Голос у нее был душевный, нежный, и в нем угадывалось сильное волнение. Виталий, растерянный и встревоженный, уловил в этой нежности и душевности какие-то давно знакомые ему нотки. Усиленно напрягая память, Синичкин, сам того не замечая, стиснул Тарасову локоть: в его сознании промелькнули картины детства и вспомнились такие же ласковые, как у женщины в кабинете, оттенки бабушкиного голоса…

Виталий, распахнув дверь, шагнул в комнату. Сидевшая напротив Быкова молодая женщина, увидев его, рывком поднялась с кресла и застыла в напряжении. В ее пушистых и светлых, как лен, волосах, тонкой и стройной фигуре, широко раскрытых васильковых глазах — во всем облике женщины Синичкину почудилось что-то до боли близкое и родное. Сердце-вещун, вероятно, редко ошибается в таких ситуациях, и оно, радостно стуча, подсказывало Виталию: да, да, перед тобой она, встречи с которой ты жаждал много лет и в глубине души не терял надежды прижать ее к своей груди.

Быков перевел взгляд с замершей женщины на ворвавшегося вихрем Синичкина и поспешно вышел из-за стола.

— Невероятно! — воскликнул инженер. — Как две капли воды! Ошибка тут исключена. Вы… вы!..

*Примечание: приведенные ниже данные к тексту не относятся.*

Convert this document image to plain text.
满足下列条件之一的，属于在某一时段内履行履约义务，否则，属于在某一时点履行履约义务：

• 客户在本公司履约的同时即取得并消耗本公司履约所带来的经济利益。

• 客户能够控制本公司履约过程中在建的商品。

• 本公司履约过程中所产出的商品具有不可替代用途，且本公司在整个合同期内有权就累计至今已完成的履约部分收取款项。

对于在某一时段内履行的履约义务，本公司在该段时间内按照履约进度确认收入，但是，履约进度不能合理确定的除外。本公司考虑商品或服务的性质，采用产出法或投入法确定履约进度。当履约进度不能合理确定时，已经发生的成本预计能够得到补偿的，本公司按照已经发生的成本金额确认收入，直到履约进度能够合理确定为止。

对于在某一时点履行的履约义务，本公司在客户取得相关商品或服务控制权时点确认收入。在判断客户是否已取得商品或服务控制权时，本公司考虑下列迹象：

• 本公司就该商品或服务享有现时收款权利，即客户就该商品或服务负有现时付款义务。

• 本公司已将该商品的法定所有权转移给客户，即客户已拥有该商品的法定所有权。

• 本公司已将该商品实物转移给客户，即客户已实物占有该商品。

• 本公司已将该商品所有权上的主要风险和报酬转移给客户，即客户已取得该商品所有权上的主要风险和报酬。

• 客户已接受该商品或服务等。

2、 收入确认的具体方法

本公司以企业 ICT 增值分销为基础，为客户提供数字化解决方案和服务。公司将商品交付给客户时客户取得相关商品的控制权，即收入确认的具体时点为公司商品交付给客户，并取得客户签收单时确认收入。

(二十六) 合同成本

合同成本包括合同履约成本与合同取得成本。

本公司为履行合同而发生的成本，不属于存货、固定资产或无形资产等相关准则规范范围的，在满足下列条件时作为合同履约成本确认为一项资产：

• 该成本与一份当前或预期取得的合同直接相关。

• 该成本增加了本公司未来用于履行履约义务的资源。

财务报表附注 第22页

Комната озарилась ярким солнцем, выплывшим вдруг из-за туч. В бездонных синих глазах женщины сверкнули бусинки счастливых слезинок. Виталий, вытянув вперед руки, бросился к ней. Через мгновение, чувствуя себя как во сне, он прижимал ее голову к своей груди.

— Виталий!..

— Сестренка!

Они стояли, словно зачарованные, еще и сами до конца не веря в реальность происшедшего, боясь спугнуть его лишним движением и ненужными словами. Первой, немного успокоившись, заговорила женщина.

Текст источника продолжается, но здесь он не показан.